12 Ainda que o mal lhe seja doce na boca, e ele o esconda debaixo da língua,
12 Se o mal lhe foi doce na boca, se o ocultou debaixo da língua,
13 e o saboreie, e o não deixe; antes, o retenha no seu paladar,
13 se o reteve e não o abandonou, se o saboreou com seu paladar,
14 contudo, a sua comida se transformará nas suas entranhas; fel de áspides será no seu interior.
14 esse alimento se transformará em suas entranhas, e se converterá interiormente em fel de áspides.
15 Engoliu riquezas, mas vomitá-las-á; do seu ventre Deus as lançará.
15 Vomitará as riquezas que engoliu; Deus as fará sair-lhe do ventre.
16 Veneno de áspides sorveu; língua de víbora o matará.
16 Sugava o veneno de áspides, a língua da víbora o matará.
17 Não se deliciará com a vista dos ribeiros e dos rios transbordantes de mel e de leite.
17 Não verá correr os riachos de óleo, as torrentes de mel e de leite.
18 Devolverá o fruto do seu trabalho e não o engolirá; do lucro de sua barganha não tirará prazer nenhum.
18 Vomitará seu ganho, sem poder engoli-lo, não gozará o fruto de seu tráfico.
19 Oprimiu e desamparou os pobres, roubou casas que não edificou.
19 Porque maltratou, desamparou os pobres, roubou uma casa que não tinha construído,
20 Por não haver limites à sua cobiça, não chegará a salvar as coisas por ele desejadas.
20 porque sua avidez é insaciável, não salvará o que lhe era mais caro.
21 Nada escapou à sua cobiça insaciável, pelo que a sua prosperidade não durará.
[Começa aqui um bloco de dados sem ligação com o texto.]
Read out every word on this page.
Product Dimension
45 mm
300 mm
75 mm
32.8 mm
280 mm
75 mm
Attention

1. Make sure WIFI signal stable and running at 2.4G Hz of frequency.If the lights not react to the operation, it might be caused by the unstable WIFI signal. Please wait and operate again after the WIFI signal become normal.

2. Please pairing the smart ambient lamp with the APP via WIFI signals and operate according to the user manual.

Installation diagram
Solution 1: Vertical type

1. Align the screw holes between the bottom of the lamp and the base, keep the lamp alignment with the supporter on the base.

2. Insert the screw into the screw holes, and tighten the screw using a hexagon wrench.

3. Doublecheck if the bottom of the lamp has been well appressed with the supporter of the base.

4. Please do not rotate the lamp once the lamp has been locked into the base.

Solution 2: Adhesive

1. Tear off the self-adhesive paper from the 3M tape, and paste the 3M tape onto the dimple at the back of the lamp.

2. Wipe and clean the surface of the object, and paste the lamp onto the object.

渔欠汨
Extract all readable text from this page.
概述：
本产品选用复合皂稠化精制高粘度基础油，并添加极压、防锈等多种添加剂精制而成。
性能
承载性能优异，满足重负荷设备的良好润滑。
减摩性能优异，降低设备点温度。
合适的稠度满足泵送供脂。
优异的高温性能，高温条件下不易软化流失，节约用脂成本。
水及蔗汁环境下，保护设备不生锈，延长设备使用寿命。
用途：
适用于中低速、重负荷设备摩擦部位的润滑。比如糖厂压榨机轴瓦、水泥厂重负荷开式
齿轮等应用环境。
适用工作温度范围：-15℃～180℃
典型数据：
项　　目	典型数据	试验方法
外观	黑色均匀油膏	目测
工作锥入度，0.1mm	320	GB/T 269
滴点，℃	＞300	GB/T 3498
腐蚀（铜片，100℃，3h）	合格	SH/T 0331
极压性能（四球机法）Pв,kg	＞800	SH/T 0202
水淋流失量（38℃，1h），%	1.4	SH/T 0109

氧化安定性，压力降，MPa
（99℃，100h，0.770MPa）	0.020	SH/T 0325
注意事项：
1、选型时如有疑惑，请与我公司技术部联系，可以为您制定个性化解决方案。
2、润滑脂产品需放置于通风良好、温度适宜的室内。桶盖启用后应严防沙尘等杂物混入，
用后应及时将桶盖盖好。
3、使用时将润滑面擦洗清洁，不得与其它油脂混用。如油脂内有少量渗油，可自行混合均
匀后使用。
21 Nada escapava à sua voracidade: é por isso que sua felicidade não há de durar.
22 Na plenitude da sua abastança, ver-se-á angustiado; toda a força da miséria virá sobre ele.
22 Em plena abundância, sentirá escassez; todos os golpes da infelicidade caem sobre ele.
23 Para encher a sua barriga, Deus mandará sobre ele o furor da sua ira, que, por alimento, mandará chover sobre ele.
23 Para encher-lhe o ventre {Deus} desencadeia o fogo de sua cólera, e fará chover a dor sobre ele.
24 Se fugir das armas de ferro, o arco de bronze o traspassará.
24 Se foge diante da arma de ferro, o arco de bronze o traspassa,
25 Ele arranca das suas costas a flecha, e esta vem resplandecente do seu fel; e haverá assombro sobre ele.
25 um dardo sai-lhe das costas, um aço fulgurante sai-lhe do fígado. O terror desaba sobre ele,
26 Todas as calamidades serão reservadas contra os seus tesouros; fogo não assoprado o consumirá, fogo que se apascentará do que ficar na sua tenda.
26 e ser-lhe-ão reservadas as trevas. Um fogo, que o homem não acendeu, o devora e consome o que sobra em sua tenda.
27 Os céus lhe manifestarão a sua iniquidade; e a terra se levantará contra ele.
27 Os céus revelam seu crime, a terra levanta-se contra ele,
28 As riquezas de sua casa serão transportadas; como água serão derramadas no dia da ira de Deus.
28 uma torrente joga-se contra sua casa, que é levada no dia da cólera divina.
29 Tal é, da parte de Deus, a sorte do homem perverso, tal a herança decretada por Deus.
29 Tal é a sorte que Deus reserva ao mau, e a herança que Deus lhe destina.